HPV vaccines could also reduce inequalities between countries, as vaccine delivery may be more feasible to implement in some contexts than routine cervical cancer screening (Tsu and Levin 2008). Programs are underway to bridge the health equity gap between high- and low-income countries. Starting in 2011, tiered vaccine prices allowed the introduction of HPV vaccines in some middle-income countries. In 2013, the GAVI alliance started supporting the introduction of HPV vaccines at lower prices in developing countries thanks to a price agreement with Merck & Co. (The Lancet 2013). Since then, GAVI has approved their support for demonstration programs in 20 countries and the national introduction of vaccination in Rwanda, Uganda, and Uzbekistan (Hanson et al. 2015). However, unlike cervical cancer screening, the benefits from HPV vaccination in low-income countries would still require decades to accrue and are unlikely to reduce inequalities in the short term.
In conclusion, questions of social justice have been and continue to be important in shaping HPV vaccination practices worldwide, reflecting the increasing attention being given to health equity in public health.
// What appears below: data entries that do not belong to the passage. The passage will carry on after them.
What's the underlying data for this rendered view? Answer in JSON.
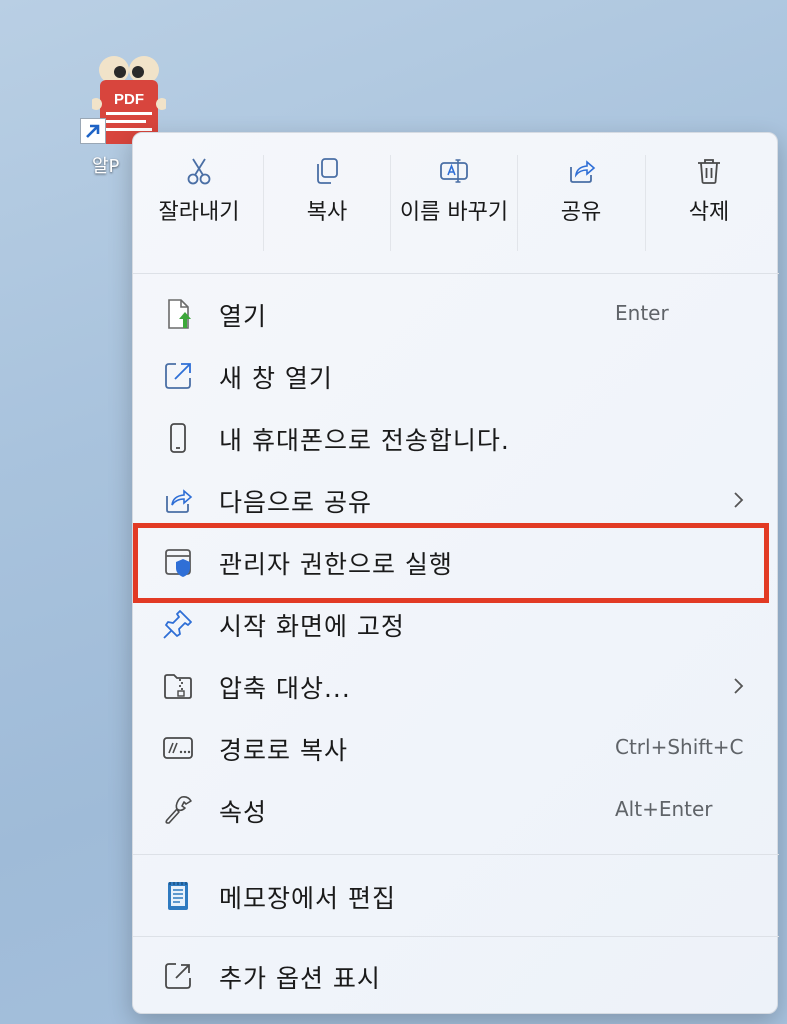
{
  "desktop": {
    "icon_label": "알P",
    "icon_badge": "PDF"
  },
  "quick_actions": [
    {
      "label": "잘라내기",
      "icon": "scissors-icon"
    },
    {
      "label": "복사",
      "icon": "copy-icon"
    },
    {
      "label": "이름 바꾸기",
      "icon": "rename-icon"
    },
    {
      "label": "공유",
      "icon": "share-icon"
    },
    {
      "label": "삭제",
      "icon": "trash-icon"
    }
  ],
  "menu_items": [
    {
      "label": "열기",
      "shortcut": "Enter",
      "icon": "open-file-icon"
    },
    {
      "label": "새 창 열기",
      "shortcut": "",
      "icon": "new-window-icon"
    },
    {
      "label": "내 휴대폰으로 전송합니다.",
      "shortcut": "",
      "icon": "phone-icon"
    },
    {
      "label": "다음으로 공유",
      "shortcut": "",
      "icon": "share-icon",
      "submenu": true
    },
    {
      "label": "관리자 권한으로 실행",
      "shortcut": "",
      "icon": "admin-shield-icon",
      "highlighted": true
    },
    {
      "label": "시작 화면에 고정",
      "shortcut": "",
      "icon": "pin-icon"
    },
    {
      "label": "압축 대상...",
      "shortcut": "",
      "icon": "zip-folder-icon",
      "submenu": true
    },
    {
      "label": "경로로 복사",
      "shortcut": "Ctrl+Shift+C",
      "icon": "copy-path-icon"
    },
    {
      "label": "속성",
      "shortcut": "Alt+Enter",
      "icon": "wrench-icon"
    }
  ],
  "notepad_item": {
    "label": "메모장에서 편집",
    "icon": "notepad-icon"
  },
  "more_item": {
    "label": "추가 옵션 표시",
    "icon": "more-options-icon"
  },
  "colors": {
    "highlight_border": "#e23a24",
    "accent": "#2f6fd6"
  }
}
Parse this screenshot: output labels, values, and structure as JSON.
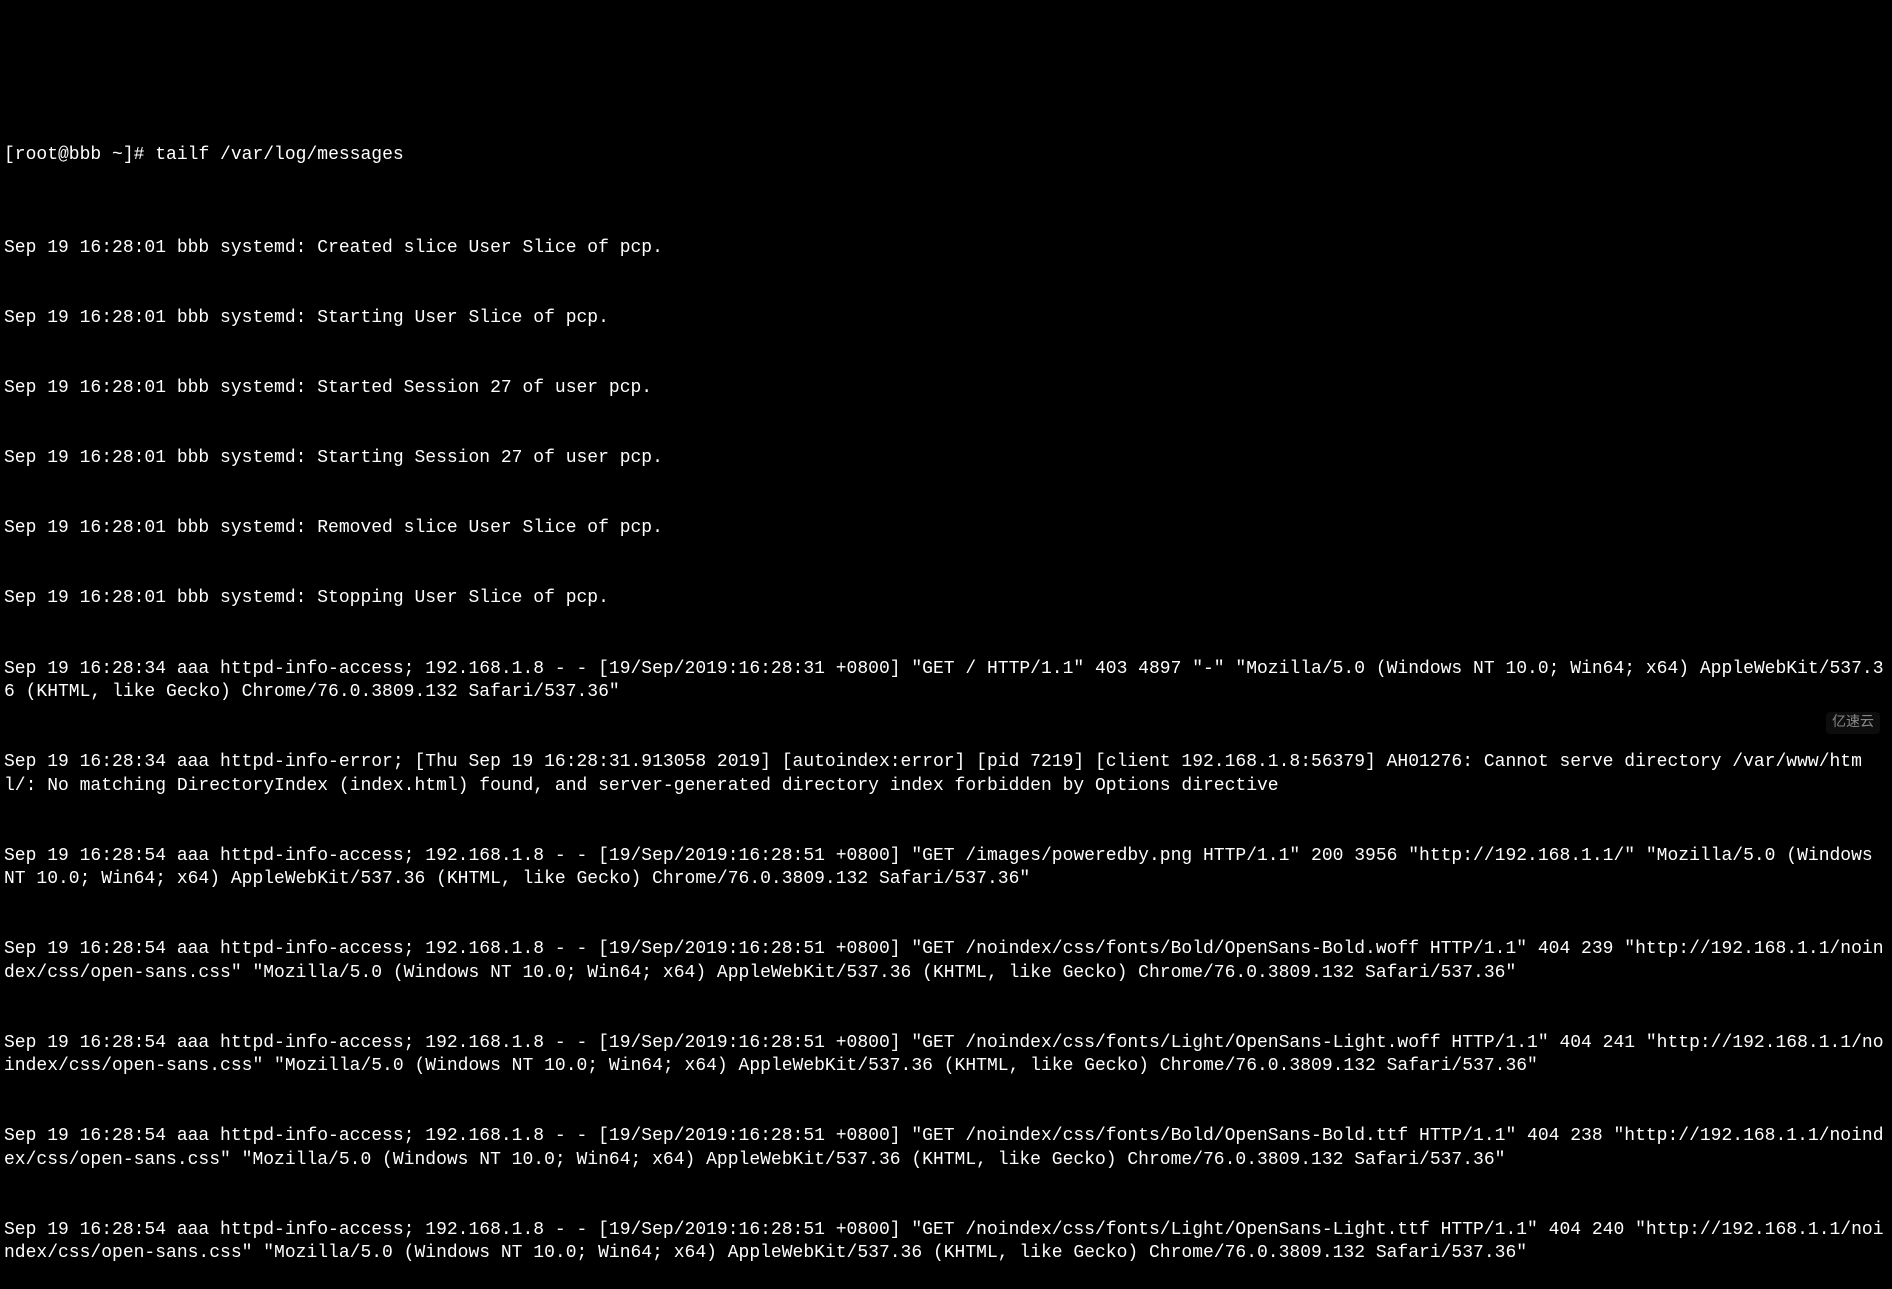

5.5.3 Gender-Neutral Vaccination
HPV vaccination was originally framed as a woman’s health issue (Mah et al. 2011). Cervical cancer has the highest incidence rate of all HPV-associated cancers and has the strongest causal link with HPV infection (de Martel et al. 2012). HPV vaccines were initially tested and approved for use in women, and most vaccination programs initially targeted girls only. However, there has always been discomfort with the idea of a gender-targeted vaccine (Prue 2016; Tjalma and van Damme 2006). Men also suffer from HPV-associated cancers and genital warts. Unlike cervical cancer, there is no screening program to prevent HPV-associated cancers in men, thus HPV vaccination represents a unique preventive intervention for these cancers. Because HPV is transmitted sexually, the vaccination of both boys and girls is also seen as a way for both genders to share the responsibility for sexual health (Luyten et al. 2014; Thompson and Polzer 2012). Nevertheless, the routine vaccination of boys was not universally adopted following the quadrivalent HPV vaccine’s FDA approval for boys in 2009 (Centers for Disease Control and Prevention 2010).